I’m planning to make it to the Yuba City Walk to End Alzheimer’s event this morning (starts at 8:30 a.m. at Gauche Park) as part of the Mighty Marysville Kiwanians team, but in memory of my Uncle Carl Wylie.
Uncle Carl (“Paunch” to some people around Gage County, Neb.) was the bachelor uncle who picked us kids up nearly every weekend (saving us from being killed by our parents) and hauled us around with him as he roamed around the country, dropping in to visit with people, sometimes shoeing a horse, sometimes running a 4-H project, sometimes helping someone put up hay, preparing an arena for a horse show, fixing a fence, shooting toward pheasants, or playing cribbage. I was the last local kid in the family, so got his full attention longer than most. But that attention was limited. He wasn’t one to hover over a kid ... if he’d left a tool in the truck, he’d send you away for it; if there were other kids at whatever farm we ended up on, he’d tell you to go play and leave him alone; if there weren’t other kids he’d give you something to do ... maybe work a chute so he could practice roping or put you on a slow-moving tractor with a springtooth on the back and tell you to “go in circles” and “don’t tell your mom about this.”

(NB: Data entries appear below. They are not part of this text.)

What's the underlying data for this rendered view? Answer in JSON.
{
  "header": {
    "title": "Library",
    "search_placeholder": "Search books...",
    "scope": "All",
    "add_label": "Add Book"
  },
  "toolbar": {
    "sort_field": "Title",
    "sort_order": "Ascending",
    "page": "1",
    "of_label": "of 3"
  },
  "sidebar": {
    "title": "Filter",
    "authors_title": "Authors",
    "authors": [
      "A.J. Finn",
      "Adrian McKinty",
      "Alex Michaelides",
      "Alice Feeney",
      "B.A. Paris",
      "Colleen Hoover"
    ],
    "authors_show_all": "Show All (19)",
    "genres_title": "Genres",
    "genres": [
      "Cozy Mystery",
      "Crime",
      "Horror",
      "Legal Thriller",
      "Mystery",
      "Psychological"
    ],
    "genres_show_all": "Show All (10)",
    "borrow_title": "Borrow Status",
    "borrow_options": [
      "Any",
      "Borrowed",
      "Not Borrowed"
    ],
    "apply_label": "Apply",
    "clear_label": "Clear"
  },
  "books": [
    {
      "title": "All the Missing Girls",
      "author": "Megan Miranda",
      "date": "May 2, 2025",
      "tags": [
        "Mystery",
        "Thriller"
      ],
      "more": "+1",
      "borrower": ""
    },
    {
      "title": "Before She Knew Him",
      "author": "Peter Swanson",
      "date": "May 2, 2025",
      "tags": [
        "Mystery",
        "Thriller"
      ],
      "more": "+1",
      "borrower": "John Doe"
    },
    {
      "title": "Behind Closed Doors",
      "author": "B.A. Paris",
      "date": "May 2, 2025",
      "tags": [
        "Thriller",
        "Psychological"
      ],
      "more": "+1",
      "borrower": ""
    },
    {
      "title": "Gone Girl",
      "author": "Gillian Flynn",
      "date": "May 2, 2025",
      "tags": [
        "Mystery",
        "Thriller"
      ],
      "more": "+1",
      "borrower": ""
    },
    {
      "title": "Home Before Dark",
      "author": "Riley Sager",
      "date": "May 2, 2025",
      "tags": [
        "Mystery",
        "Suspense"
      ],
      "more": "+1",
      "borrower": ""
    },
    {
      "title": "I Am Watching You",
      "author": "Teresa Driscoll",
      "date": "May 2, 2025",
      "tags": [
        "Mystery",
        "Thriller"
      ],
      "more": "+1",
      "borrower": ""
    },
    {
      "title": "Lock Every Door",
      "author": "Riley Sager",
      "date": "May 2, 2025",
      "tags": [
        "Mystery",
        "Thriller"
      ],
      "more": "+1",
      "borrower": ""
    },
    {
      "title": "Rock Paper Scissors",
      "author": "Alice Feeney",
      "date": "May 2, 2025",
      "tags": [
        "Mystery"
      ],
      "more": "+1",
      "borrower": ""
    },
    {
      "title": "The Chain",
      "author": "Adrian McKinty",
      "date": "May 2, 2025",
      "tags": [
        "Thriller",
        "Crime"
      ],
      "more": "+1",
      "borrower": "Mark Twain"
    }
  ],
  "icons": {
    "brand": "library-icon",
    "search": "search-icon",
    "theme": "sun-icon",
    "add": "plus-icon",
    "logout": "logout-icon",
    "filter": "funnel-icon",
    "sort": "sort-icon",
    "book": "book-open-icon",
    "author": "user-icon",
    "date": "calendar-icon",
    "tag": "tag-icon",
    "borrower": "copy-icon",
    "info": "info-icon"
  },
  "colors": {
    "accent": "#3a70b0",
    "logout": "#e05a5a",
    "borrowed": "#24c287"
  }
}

He had a temper and if you were too much of a nuisance or had gotten into something you shouldn’t have or were committing some stupid thing, he’d throw a jab at you but never quite make the connection. Once in awhile his boot might graze your backside, but he was short and his legs didn’t reach that far. He wasn’t above an elaborate curse now and then.
We knew he had his flaws, but he never dwelt on ours, so vice versa.
When we were around strangers, say in a waiting room or a potluck, it wasn’t uncommon to watch him sidle up to someone he’d not met and start a conversation and after a while figure out how they were related. It was his special art.
He was like that his whole life, up until the last couple years.
The last time I saw him, he told me I was getting some color back in my face. Then he wandered off. That happened a couple times. (I believe that’s something he’d told me a couple times when I was young and had fallen off of something and he was waiting for me to get my breath.... sort of as an encouragement: “Hey, you gotta little color back in your face ... can you get up?”
At the end of that visit, he said, “let’s go on home.” And he wandered off again.
In the end, big chunks of him left until he was mostly gone awhile before he was gone.
I could go on, but not without becoming maudlin and he’d have no patience for that. Were he reading this, he’d pretend like he’d read the whole thing, he’d say, “that’s real nice,” and he’d turn to the comics.
Carl is not the only person we knew or know who’s been stricken by some form of dementia.
We usually throw our support behind local causes. In this case, supporting the End Alzheimer’s organization ... isn’t exactly local, but it is. The chances are real good that everyone of us is somehow connected to someone who has the disease. That makes it a local deal.
It’s pleasant to hang out at Gauche for a little bit before the walk begins. You’re in a big bunch of people who have something in common and hope to effect change. There is music, coffee, cheers, visiting. Show up. Take a walk with us. Or just drop some money off.
Get a whirlygig to remember someone by. Think about how they were.